L’objectif ultime de l’organisation terroriste est d’incarner un véritable Etat structuré. Cela passe d’abord par la disposition d’une structure hiérarchique et stable. Daech a donc mis en place des ministères et des commissions financières afin de suivre les sources de flux financiers et leur attribution. Ensuite, l’organisation a dû constituer une économie forte et autosuffisante. La construction de cette économie est permise par trois types de ressources, celles naturelles, celles criminelles et celles issus de dons. Les ressources naturelles concernent la majeur partie des fonds de l’organisation. Cela concerne principalement le pétrole qui est extrait des champs de pétrole syriens et irakiens. Il représente près d’un milliard de dollars en 2014 et 600 millions en 2015. Le gaz naturel est également une ressource précieuse extraite dans la région de Palmyre. Notons que Daech s’appuie sur des intermédiaires indépendants pour effectuer les tâches les plus techniques comme la distribution du pétrole et l’extraction des minerais. On compte de même des ressources minières et agricoles. Une autre partie importante des fonds de l’organisation provient des revenus criminelles de l’organisation. En 2015, l’extorsion devient la première source de financement du groupe terroriste. Les 8 millions d’individus vivant sur le territoire contrôlé par Daech doivent s’acquitter de toute sorte de taxes et d’impôts. Pour conserver son avantage, l’organisation terroriste cherche donc à inclure pleinement les populations civiles et des entreprises indépendantes dans le processus de production. Cela lui permet de conserver des ressources sans devoir investir en infrastructure et en savoir-faire. Toutefois, le maintien des populations en place sur le territoire constitue la principale source de dépense avec la distribution des salaires des combattants. Viennent ensuite les dépenses liées à la guerre aux frontières, à l’application de la charia dans les terres contrôlées et aux dépenses de propagande. En général, toutes les dépenses sont tout de même liées à l’effort de guerre.

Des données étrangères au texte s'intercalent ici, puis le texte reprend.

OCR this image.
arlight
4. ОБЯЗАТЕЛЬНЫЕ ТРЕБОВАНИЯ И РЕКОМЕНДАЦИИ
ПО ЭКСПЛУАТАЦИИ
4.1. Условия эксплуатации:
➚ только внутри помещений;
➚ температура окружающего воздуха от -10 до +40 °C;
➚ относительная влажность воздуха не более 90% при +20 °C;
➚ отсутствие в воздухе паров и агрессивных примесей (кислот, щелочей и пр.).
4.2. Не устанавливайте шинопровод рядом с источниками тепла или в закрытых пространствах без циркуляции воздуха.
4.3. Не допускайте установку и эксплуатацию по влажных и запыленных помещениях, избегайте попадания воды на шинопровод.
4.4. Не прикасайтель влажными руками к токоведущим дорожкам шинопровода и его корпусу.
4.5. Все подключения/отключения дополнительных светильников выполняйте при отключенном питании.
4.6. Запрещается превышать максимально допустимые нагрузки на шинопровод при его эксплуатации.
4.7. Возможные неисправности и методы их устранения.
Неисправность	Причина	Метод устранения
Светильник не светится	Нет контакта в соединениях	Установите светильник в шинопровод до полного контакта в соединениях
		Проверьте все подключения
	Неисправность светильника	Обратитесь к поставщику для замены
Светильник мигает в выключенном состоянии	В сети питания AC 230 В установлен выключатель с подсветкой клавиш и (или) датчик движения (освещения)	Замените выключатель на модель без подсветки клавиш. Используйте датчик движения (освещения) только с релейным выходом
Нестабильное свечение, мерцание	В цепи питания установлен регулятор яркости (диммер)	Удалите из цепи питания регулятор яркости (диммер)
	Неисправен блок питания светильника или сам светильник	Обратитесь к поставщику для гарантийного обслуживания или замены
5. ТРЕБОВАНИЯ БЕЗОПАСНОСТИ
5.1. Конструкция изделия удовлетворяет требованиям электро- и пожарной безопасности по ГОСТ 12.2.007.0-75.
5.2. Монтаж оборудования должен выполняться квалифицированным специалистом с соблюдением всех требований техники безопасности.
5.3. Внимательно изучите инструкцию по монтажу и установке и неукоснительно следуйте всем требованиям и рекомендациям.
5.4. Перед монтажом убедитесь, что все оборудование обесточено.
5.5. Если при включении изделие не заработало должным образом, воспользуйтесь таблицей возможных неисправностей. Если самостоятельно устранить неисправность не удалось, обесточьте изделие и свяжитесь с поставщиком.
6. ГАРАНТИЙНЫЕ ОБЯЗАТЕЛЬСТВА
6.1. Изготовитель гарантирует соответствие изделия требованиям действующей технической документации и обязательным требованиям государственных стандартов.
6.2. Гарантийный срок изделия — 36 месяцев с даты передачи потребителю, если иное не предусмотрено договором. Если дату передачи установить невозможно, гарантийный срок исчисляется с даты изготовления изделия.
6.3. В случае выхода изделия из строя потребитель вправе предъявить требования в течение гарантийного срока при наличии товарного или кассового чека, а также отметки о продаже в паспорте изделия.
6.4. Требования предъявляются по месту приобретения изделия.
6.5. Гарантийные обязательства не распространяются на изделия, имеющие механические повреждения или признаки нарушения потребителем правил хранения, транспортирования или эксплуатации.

Toutefois, les offensives de la coalition internationale, des forces démocratiques syriennes, des kurdes et d’autres mouvements ont mis à mal le système économique de l’organisation. En effet, les frappes ciblées de la coalition associées aux actions de terrains ont permis de diminuer les ressources de l’organisation et de neutraliser les dirigeants du groupe, désorganisant tout le système mis en place. L’Etat islamique, dépossédé de son territoire, a alors perdu toute légitimité. Si l’organisation salafiste djihadiste a eu accès à un vaste territoire, elle n’a pas su prévoir la conservation de son territoire et des populations. Cela s’explique dans le fondement de son idéologie et l’illusion de force qu’elle se donnait, se révélant être une fragilité.

L’instauration d’un califat a permis de diversifier les ressources et de développer une toute nouvelle forme de djihadisme salafiste. Les dépenses, si elles admettent une forte composante militaire, ont également fortement évolué. L’organisation a favorisé l’expansion de son territoire et la mise en place d’une hiérarchie bureaucratique. Toutefois, malgré ses tentatives de structuration, Daech n’a pas su maintenir son territoire et installer une vision à long terme.